La imagen del matrimonio particular, de una sola pareja, pertenece al pasado de la ciudad de Iquitos. Es un episodio de antaño ese casorio tradicional que reinó durante años. Es como si todos y todas en determinado momento hubieran desdeñado lo aislado, lo solitario, en nombre de la masa y de la mancha. En dicha urbe la costumbre de la boda masiva, colectiva y comunal se realizaba a cada rato, aprovechando alguna fiesta con feriado largo. Las parejas se reunían en esas determinadas celebraciones para darse mutuamente el sí para siempre. Tanto cayó el cántaro en el agua que las parejas decidieron en algún momento amarrarse solo de esa manera.
Los besos riman muy bien de arriba hacia abajo con los pesos. Es por ello que creemos que el matrimonio masivo, colectivo y comunal, se impuso debido no tanto a cuestiones de enamoramiento sin cordura, de pasiones desatadas, sino debido a que se agilizaban los trámites y papeleos nupciales, se rebajaban los precios de determinados documentos y se gastaba de un solo porrazo en una sola fiesta auspiciada generalmente por algún municipio. Es comprensible que la disminución de la burocracia y de los gastos hayan hecho que las parejas, más prácticas, menos románticas, prefieran ese matrimonio compartido.

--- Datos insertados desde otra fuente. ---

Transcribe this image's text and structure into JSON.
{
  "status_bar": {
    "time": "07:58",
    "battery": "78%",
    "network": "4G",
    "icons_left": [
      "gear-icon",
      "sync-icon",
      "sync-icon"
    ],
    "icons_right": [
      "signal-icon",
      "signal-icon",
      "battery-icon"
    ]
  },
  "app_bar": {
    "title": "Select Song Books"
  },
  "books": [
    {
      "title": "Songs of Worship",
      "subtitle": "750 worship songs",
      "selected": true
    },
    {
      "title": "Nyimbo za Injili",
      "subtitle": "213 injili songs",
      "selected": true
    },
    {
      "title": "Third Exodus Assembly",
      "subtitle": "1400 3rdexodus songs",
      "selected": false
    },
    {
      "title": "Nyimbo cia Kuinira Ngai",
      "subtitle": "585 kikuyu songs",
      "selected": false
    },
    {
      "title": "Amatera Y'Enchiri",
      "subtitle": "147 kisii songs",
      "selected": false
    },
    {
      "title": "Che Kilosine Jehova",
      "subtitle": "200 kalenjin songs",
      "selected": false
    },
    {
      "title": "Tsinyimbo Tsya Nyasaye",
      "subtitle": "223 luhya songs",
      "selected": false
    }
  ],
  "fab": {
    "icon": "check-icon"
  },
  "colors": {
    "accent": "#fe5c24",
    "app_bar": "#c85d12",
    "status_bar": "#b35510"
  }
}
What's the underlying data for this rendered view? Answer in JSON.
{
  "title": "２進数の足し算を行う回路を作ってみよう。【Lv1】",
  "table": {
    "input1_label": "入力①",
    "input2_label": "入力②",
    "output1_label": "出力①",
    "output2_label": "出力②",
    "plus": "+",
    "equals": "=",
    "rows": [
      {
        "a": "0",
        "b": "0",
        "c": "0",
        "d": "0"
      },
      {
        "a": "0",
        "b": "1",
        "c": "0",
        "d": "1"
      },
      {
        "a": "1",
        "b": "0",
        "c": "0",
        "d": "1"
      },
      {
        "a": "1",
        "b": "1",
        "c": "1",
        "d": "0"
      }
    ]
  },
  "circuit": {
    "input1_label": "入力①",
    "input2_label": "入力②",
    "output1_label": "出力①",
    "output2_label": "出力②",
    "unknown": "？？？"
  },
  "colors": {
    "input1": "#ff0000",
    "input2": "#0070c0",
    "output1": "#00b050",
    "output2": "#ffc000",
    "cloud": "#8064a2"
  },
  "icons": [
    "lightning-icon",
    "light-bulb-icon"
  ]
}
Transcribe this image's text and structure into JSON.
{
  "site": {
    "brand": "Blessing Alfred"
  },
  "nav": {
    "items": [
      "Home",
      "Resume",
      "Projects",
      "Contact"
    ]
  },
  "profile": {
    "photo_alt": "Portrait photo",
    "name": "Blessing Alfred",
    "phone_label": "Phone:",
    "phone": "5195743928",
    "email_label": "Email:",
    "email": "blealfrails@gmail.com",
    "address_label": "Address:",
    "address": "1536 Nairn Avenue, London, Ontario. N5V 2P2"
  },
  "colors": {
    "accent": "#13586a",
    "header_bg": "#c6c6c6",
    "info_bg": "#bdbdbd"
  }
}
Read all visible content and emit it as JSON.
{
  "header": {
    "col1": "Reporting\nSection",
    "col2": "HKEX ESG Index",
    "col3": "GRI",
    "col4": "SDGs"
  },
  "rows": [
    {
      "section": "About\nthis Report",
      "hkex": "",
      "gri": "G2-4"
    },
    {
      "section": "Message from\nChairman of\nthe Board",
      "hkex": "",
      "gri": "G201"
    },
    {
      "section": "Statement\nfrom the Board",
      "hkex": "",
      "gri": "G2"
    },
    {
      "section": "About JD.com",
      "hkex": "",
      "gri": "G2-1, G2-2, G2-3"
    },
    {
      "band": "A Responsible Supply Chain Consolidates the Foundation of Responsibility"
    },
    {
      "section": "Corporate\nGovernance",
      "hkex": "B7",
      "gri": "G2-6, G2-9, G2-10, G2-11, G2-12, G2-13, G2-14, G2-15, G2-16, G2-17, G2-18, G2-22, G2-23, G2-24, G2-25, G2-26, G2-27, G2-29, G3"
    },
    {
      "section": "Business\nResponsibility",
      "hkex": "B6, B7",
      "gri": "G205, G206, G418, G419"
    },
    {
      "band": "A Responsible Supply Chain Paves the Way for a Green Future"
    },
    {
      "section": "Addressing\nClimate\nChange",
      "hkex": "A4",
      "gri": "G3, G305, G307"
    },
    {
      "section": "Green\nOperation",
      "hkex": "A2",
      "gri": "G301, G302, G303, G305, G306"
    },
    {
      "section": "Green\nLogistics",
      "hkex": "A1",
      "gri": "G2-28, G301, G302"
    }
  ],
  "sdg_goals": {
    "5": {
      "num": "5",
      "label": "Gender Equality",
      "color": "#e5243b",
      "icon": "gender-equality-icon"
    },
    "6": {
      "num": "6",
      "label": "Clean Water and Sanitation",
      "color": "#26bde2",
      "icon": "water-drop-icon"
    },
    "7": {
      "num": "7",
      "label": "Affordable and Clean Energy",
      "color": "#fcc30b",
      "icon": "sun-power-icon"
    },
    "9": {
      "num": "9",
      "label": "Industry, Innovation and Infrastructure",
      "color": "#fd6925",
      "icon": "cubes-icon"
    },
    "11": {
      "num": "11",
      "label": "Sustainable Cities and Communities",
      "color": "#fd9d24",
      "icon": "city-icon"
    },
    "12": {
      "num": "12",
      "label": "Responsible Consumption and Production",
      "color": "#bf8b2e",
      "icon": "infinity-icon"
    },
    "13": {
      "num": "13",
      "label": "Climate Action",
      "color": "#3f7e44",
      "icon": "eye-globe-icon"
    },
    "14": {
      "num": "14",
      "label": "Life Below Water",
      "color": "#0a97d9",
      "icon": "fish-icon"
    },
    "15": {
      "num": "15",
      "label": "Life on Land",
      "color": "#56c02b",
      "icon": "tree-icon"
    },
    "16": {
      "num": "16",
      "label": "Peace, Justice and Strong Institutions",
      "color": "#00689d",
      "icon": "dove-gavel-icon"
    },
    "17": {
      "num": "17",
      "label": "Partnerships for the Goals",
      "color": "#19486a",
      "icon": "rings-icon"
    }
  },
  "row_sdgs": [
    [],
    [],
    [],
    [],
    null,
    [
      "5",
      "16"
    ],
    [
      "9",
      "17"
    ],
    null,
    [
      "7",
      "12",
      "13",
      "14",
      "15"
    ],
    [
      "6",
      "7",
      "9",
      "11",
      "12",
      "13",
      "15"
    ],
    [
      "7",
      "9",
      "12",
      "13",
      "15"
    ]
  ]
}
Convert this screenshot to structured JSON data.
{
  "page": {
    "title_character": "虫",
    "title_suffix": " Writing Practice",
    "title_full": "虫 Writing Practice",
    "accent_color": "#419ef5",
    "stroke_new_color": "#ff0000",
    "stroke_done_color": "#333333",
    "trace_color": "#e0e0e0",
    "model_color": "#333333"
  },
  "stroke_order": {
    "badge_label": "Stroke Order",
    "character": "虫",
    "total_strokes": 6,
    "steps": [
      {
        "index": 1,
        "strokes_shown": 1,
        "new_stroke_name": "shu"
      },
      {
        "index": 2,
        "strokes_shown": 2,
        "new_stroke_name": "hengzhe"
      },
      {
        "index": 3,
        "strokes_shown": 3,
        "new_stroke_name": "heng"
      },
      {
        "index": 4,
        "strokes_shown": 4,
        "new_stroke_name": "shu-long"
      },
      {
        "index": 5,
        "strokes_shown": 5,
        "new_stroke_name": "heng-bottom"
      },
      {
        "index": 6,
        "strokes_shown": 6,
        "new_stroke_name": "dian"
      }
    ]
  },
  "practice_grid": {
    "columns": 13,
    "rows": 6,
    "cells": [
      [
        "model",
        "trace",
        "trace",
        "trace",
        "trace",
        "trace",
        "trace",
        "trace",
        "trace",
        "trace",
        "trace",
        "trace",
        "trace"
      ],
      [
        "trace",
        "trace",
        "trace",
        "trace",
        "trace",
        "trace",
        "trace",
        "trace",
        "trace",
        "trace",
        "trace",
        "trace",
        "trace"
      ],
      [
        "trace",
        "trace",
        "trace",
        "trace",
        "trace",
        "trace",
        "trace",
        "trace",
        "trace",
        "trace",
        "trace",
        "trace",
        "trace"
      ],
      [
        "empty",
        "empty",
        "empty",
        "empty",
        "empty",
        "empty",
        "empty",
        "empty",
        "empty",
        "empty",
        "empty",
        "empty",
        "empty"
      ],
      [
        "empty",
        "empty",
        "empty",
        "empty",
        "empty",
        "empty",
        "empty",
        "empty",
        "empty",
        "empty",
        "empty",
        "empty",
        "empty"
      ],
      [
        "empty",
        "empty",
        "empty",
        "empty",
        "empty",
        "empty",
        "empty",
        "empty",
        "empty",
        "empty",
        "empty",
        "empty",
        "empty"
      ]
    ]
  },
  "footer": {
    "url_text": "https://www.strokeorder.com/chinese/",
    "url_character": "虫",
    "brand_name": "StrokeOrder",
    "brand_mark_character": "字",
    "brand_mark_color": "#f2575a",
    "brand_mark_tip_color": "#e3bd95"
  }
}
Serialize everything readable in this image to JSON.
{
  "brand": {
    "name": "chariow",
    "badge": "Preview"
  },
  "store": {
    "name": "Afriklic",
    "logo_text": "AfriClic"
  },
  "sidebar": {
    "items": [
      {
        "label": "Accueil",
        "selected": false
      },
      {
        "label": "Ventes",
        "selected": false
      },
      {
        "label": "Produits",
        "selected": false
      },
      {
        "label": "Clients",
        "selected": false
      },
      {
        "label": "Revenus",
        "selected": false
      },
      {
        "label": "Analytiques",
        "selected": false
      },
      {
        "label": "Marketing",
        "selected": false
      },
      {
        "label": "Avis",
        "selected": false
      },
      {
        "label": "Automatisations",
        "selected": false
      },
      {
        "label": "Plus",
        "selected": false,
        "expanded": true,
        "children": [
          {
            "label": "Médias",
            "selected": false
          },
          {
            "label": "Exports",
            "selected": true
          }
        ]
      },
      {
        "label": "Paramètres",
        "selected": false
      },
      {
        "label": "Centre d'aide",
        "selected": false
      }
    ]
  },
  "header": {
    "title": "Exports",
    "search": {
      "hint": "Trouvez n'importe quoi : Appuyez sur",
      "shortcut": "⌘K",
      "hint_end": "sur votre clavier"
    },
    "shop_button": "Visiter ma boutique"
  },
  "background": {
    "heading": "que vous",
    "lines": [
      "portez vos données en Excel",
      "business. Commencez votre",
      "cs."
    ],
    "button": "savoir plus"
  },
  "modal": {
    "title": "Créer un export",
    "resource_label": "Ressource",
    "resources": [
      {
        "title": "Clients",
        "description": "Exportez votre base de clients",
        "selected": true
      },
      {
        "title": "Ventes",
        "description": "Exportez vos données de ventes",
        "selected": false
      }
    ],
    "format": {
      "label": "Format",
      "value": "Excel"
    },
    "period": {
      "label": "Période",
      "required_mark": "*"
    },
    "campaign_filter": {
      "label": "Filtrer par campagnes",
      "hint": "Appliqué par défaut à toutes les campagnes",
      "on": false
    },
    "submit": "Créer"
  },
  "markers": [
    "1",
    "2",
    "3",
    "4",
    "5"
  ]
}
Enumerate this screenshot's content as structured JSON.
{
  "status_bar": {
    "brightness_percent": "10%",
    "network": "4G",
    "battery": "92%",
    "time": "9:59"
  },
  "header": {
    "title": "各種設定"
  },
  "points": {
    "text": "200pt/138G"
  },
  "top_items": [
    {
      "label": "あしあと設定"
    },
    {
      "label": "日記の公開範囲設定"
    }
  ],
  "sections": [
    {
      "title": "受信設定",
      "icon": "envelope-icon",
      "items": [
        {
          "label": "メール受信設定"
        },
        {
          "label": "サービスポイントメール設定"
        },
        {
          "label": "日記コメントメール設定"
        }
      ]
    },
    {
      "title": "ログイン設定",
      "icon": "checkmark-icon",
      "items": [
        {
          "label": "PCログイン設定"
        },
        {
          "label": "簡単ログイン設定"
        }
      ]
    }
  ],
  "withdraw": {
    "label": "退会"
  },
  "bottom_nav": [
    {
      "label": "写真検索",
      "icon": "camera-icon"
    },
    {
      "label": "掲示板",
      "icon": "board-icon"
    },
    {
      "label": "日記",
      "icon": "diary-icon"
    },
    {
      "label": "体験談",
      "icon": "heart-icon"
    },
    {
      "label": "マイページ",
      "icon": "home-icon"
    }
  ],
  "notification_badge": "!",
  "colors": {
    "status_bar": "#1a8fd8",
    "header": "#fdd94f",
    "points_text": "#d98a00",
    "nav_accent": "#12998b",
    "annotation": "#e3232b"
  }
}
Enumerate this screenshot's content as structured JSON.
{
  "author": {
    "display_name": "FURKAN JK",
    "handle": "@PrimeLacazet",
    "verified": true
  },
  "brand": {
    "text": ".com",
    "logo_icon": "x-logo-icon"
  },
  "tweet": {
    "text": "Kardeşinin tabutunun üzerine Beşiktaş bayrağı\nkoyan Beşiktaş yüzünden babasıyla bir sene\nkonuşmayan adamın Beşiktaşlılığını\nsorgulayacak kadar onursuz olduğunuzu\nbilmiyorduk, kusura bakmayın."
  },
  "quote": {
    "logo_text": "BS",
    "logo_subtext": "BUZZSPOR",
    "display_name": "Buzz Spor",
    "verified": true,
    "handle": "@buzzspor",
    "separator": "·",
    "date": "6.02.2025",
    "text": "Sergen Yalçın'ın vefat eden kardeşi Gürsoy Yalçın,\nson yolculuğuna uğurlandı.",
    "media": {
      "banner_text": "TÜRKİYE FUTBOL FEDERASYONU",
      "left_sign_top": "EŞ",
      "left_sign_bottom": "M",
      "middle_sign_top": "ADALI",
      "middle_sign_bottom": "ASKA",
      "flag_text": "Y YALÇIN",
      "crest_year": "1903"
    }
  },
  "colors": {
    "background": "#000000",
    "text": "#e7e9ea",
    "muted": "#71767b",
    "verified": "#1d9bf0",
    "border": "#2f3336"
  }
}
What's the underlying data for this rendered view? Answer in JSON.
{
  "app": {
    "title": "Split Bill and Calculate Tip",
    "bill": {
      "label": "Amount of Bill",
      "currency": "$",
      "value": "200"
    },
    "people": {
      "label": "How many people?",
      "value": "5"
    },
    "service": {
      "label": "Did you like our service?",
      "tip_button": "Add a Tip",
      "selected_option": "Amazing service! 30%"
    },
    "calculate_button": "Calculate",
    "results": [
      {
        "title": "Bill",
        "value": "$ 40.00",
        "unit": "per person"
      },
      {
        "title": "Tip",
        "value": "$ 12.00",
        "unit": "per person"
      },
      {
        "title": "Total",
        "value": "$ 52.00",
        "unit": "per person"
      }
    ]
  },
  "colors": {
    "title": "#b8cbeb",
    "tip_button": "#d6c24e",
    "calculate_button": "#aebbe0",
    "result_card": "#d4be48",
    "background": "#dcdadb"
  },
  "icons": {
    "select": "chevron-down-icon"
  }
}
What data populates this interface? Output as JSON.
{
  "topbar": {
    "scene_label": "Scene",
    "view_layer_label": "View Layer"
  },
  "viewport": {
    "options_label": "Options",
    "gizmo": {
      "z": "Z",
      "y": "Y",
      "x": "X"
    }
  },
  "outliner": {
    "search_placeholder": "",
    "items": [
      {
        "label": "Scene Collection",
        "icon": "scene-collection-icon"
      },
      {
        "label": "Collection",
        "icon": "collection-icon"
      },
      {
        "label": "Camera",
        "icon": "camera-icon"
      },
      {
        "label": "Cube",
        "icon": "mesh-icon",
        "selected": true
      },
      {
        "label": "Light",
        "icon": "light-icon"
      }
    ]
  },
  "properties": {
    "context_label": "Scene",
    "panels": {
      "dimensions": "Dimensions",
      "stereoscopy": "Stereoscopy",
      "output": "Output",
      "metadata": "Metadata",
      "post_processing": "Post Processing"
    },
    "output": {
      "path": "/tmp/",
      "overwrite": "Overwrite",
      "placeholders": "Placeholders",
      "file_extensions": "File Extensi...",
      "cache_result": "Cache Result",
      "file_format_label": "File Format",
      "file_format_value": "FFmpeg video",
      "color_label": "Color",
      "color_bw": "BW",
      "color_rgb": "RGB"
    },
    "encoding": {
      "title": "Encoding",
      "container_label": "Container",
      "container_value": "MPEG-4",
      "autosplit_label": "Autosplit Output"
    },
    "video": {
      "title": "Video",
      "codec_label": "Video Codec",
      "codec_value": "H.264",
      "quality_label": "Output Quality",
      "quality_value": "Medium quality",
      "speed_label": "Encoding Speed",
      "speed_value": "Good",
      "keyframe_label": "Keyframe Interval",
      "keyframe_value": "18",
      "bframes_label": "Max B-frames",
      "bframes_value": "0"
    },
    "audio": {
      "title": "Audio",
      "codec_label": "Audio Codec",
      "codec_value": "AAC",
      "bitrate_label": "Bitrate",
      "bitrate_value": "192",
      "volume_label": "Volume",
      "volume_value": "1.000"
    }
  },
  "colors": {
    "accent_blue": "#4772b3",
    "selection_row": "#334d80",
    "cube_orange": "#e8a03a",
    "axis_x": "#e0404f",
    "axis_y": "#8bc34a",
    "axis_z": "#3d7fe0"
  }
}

La boda colectiva, comunal, comunitaria, es en el presente una institución muy respetable. El sujeto que quiere casarse, el que intenta unirse en matrimonio, tiene que salir a buscar a otras parejas en trance nupcial. En sendas reuniones y entre todos acuerdan el día y la hora del enlace. Y en la ceremonia central todos y todas comparten la alegría, el júbilo, de emprender un viaje sin regreso. Es como si entonces se dieran fuerza y suerte en la futura vida matrimonial. Es como si fundaran una asociación de casados unidos contra los desastres y desmanes que amenazan la vida en pareja.